A program used to identify motifs in aligned sets of
protein sequences. It provides multiple motifs for same set of aligned protein sequence.
It is a systematic
method to determine regular expression patterns, or discrete sequence motifs,
from aligned sets of protein sequences. Unlike other methods emotif allows methodical
enumeration of multiple motifs for the same alignment. These multiple sequence
alignment subsets usually represent subfamilies within the super family
represented by the full alignment. Discrete sequence motifs constructed from
these subsets can, therefore, classify novel sequences with higher specificity
than the position-specific scoring matrices derived from entire multiple
sequence alignments 14. Most motif generated algorithms target finding one ‘best’
motif for a given alignment of the homologous domain sequences
from various species. These strategies sometimes conceive
maximum sensitivity at the expense of specificity. Sequence analysis tools use
these specifically compromised motifs area unit at risk of classifying new discovered
proteins into the incorrect families. For genomic-scale machine-driven sequence
classification to be effective, the expected variety of misclassifications generated by
the distinct motifs should decreased .
1. Moult J, Fidelis K, Kryshtafovych A, Schwede T,
Tramontano A. Proteins. 2014;82(suppl. 2):1–6.
2. Haas J, et al. Database (Oxford) 2013;2013 bat031.
3. Yang J, Roy A, Zhang Y. Bioinformatics. 2013;29:2588–2595.
4. Yang J, Roy A, Zhang Y. Nucleic Acids Res. 2013;41:D1096–
5. . asteiger, E.; Gattiker, A; Hoogland, C; Ivanyi, I; Appel,
RD; Bairoch, A (2003)
6. U.S. National Library of Medicine. 2015-10-19. Retrieved 2015-10-22.
7. Slonczewski, Joan;
John Watkins Foster (2009).
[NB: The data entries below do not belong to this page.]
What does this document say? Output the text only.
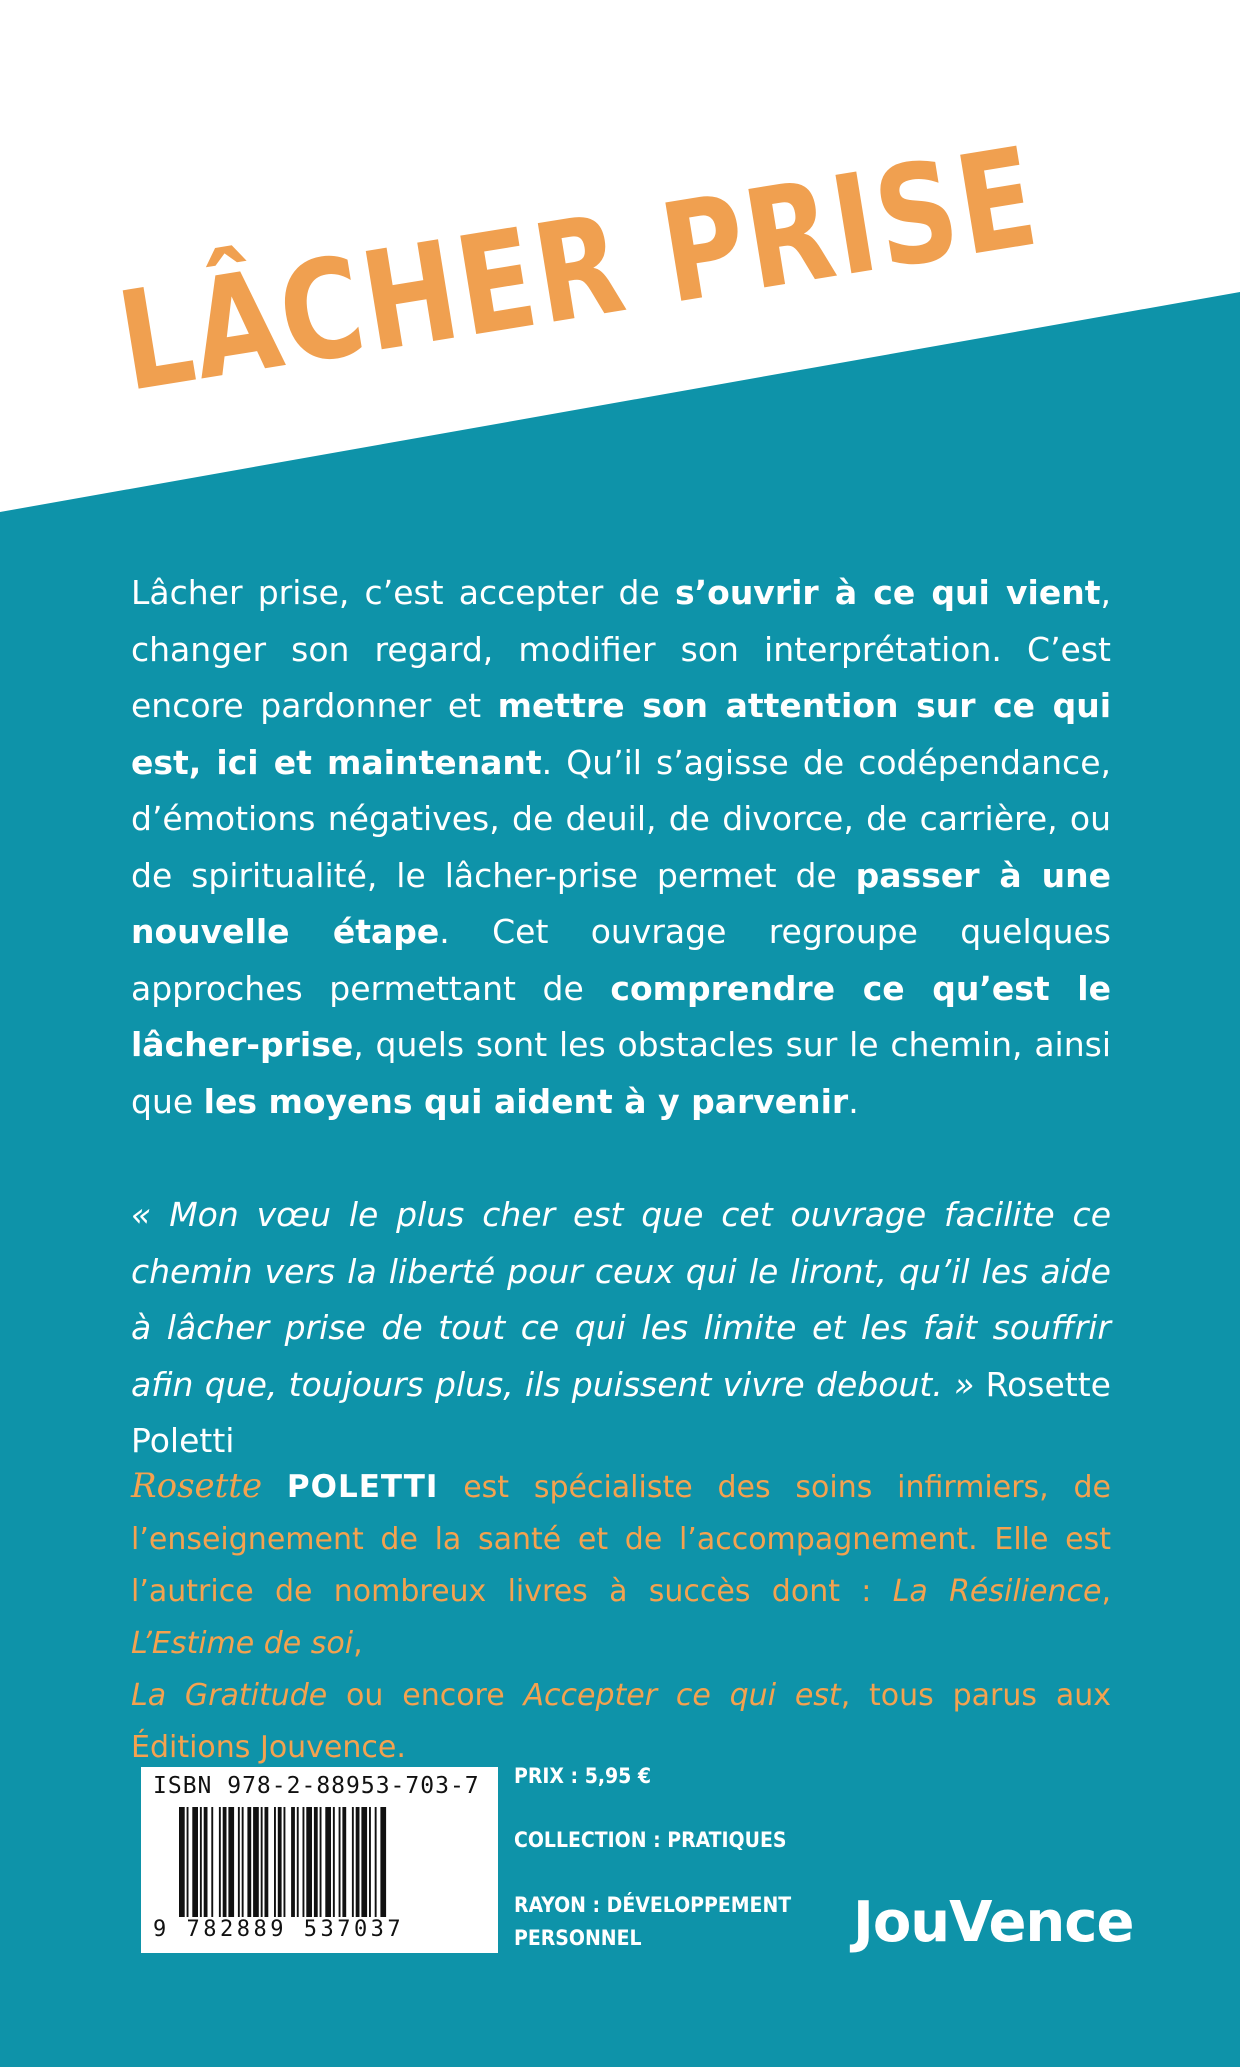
LÂCHER PRISE

Lâcher prise, c’est accepter de s’ouvrir à ce qui vient, changer son regard, modifier son interprétation. C’est encore pardonner et mettre son attention sur ce qui est, ici et maintenant. Qu’il s’agisse de codépendance, d’émotions négatives, de deuil, de divorce, de carrière, ou de spiritualité, le lâcher-prise permet de passer à une nouvelle étape. Cet ouvrage regroupe quelques approches permettant de comprendre ce qu’est le lâcher-prise, quels sont les obstacles sur le chemin, ainsi que les moyens qui aident à y parvenir.

« Mon vœu le plus cher est que cet ouvrage facilite ce chemin vers la liberté pour ceux qui le liront, qu’il les aide à lâcher prise de tout ce qui les limite et les fait souffrir afin que, toujours plus, ils puissent vivre debout. » Rosette Poletti

Rosette POLETTI est spécialiste des soins infirmiers, de l’enseignement de la santé et de l’accompagnement. Elle est l’autrice de nombreux livres à succès dont : La Résilience, L’Estime de soi,
La Gratitude ou encore Accepter ce qui est, tous parus aux Éditions Jouvence.

ISBN 978-2-88953-703-7
9 782889 537037
PRIX : 5,95 €
COLLECTION : PRATIQUES
RAYON : DÉVELOPPEMENT
PERSONNEL	JouVence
Microbiology: An Evolving Science. New York: W.W. Norton & Co
8. Michael Waterman (2005). Computational Genome Analysis: an introduction.
9. Flicek P, Amode MR, Barrell D, et al. (November 2010)
10.Fiser A, Sali A (2003). “Modeller: generation and
refinement of homology-based protein structure models”. Meth. Enzymol. 374: 461–91
11.Martí-Renom MA, Stuart AC, Fiser A, Sánchez R, Melo F, Sali A
(2000). “Comparative protein structure modeling of genes and
genomes”. Annu Rev Biophys Biomol Struct. 29: 291–325.
12.Sali A, Blundell TL
(December 1993). “Comparative protein modelling by satisfaction of spatial
restraints”. J. Mol. Biol. 234 (3): 779–815.
13.Nucleic Acids Research. 41 (Database issue): D8–D20
14.Henikoff J.G., Greene,E.A., Pietrokovski,S. and Henikoff,S.
(2000) Increased coverage of protein families with the Blocks Database servers. Nucleic Acids Res., 28, 228–230.